I also want to mention my neighbours. There are lots of people living nearby who chat with me in German. Because I’m an English teacher I rarely use German at work so having neighbours to chat to is great practice.

Tip – use the language you are learning whenever you can.

Another friend who had a positive influence was an Australian woman living in Zurich. I realised that when she spoke German I could understand her more easily than when I spoke to Swiss people. This was because she spoke relatively slowly and used fairly simple words.

Tip – don’t assume you need to practice your language skills with a native speaker, especially if you are a beginner.

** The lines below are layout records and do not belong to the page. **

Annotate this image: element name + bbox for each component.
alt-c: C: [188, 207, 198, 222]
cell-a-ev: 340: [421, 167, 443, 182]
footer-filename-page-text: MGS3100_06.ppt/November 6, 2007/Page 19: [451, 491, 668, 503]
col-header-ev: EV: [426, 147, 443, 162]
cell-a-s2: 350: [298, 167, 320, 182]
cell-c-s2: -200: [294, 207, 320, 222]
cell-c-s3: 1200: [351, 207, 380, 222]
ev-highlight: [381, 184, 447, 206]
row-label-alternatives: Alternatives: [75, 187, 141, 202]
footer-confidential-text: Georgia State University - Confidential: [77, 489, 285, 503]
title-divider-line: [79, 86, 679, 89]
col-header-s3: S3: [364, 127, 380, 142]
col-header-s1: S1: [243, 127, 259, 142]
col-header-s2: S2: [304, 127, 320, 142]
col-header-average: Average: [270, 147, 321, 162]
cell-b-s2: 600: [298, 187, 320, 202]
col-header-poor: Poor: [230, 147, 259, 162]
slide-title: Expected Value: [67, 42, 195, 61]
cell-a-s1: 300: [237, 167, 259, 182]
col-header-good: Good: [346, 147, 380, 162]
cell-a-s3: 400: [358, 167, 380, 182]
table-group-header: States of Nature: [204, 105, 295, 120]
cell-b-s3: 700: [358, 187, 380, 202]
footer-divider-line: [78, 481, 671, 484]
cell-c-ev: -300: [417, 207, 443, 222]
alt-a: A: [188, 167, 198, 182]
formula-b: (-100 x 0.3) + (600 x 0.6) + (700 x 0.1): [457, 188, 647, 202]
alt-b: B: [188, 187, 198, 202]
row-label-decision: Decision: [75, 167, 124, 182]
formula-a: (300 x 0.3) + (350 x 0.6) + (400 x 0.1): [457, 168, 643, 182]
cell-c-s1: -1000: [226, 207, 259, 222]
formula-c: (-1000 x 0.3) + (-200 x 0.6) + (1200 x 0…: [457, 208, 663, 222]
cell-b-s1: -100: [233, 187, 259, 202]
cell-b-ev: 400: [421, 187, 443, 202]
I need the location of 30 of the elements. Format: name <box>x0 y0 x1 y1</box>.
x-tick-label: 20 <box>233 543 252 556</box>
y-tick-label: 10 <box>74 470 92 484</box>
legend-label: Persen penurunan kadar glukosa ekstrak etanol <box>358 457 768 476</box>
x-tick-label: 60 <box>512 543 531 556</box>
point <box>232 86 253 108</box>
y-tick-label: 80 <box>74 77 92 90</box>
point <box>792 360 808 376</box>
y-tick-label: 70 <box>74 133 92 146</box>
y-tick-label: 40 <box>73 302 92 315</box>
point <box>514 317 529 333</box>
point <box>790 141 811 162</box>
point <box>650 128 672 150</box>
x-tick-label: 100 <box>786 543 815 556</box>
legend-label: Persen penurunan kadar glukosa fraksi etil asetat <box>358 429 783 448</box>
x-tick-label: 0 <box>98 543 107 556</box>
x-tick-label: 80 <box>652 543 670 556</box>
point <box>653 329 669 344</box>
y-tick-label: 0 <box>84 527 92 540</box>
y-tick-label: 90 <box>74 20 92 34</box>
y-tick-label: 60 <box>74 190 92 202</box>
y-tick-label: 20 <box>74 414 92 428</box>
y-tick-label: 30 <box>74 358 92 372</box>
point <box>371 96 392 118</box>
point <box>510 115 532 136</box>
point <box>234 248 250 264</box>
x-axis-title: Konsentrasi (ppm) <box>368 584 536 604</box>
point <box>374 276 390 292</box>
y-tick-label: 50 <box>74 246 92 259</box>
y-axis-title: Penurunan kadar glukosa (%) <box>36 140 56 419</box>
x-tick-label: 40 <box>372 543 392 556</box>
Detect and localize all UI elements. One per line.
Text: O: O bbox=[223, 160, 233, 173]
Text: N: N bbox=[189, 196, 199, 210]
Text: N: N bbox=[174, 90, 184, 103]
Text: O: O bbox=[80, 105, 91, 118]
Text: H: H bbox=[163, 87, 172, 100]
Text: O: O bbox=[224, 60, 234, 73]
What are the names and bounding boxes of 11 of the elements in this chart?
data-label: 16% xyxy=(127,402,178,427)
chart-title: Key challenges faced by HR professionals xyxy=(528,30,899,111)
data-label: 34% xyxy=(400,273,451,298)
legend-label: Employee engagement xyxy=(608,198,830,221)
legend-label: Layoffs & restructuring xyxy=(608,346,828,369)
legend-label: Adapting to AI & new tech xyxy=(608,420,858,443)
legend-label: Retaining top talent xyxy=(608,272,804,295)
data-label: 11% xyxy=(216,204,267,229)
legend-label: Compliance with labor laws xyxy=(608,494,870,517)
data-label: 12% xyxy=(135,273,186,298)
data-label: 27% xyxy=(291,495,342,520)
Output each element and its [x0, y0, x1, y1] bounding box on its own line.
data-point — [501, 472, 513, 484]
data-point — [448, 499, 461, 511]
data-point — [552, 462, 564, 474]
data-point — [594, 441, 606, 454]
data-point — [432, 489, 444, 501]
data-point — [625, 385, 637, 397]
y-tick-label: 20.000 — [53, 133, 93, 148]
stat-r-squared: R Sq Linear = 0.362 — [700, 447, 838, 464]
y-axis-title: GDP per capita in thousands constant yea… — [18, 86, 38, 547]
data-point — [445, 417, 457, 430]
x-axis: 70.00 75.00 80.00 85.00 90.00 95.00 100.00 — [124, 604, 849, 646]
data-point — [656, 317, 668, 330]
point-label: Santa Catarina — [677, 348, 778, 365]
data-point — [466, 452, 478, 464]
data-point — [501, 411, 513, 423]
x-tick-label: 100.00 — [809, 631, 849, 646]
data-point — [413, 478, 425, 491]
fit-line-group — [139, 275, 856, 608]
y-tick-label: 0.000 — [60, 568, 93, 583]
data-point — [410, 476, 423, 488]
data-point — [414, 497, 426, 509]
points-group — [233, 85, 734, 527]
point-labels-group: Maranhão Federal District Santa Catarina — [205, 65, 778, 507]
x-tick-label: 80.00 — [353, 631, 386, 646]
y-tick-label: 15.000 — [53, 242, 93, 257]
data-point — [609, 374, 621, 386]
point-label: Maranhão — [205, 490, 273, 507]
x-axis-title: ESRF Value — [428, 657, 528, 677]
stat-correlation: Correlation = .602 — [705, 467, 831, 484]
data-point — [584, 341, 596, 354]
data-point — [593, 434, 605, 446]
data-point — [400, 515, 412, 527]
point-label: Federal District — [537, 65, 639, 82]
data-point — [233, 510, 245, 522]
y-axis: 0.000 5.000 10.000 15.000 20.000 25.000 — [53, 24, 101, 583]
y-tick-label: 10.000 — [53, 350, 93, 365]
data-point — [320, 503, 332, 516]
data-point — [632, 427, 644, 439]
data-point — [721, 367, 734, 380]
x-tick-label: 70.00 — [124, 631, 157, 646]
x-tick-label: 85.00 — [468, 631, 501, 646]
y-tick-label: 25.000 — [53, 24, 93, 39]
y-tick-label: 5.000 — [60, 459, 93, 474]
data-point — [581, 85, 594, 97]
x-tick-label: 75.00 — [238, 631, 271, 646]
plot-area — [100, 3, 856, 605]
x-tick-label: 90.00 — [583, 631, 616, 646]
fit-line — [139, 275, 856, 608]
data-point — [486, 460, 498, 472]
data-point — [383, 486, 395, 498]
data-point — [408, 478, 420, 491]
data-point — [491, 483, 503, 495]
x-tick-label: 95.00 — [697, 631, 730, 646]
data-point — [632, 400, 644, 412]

The final people I’ll mention are the excellent German teachers I’ve had. Whenever I went to a German course I made lots of progress. I understood the grammar better, expanded my vocabulary and met some interesting people. My teachers also encouraged me to read books in German and to listen to radio programmes. These are learning habits that have stood me in good stead.

Tip – if you want to make fast progress, sign up for lessons with a good teacher.

In summary

Learning languages is about communicating with people. There are many apps that will help you learn vocabulary and grammar but nothing beats using the language you are learning in real life.

Language tips

You may have noticed I used the expression 'stood me in good stead'. This is an idiomatic expression meaning helpful or useful.

If you want to find out the meaning of an idiom, type the whole expression into a search engine and check out the results.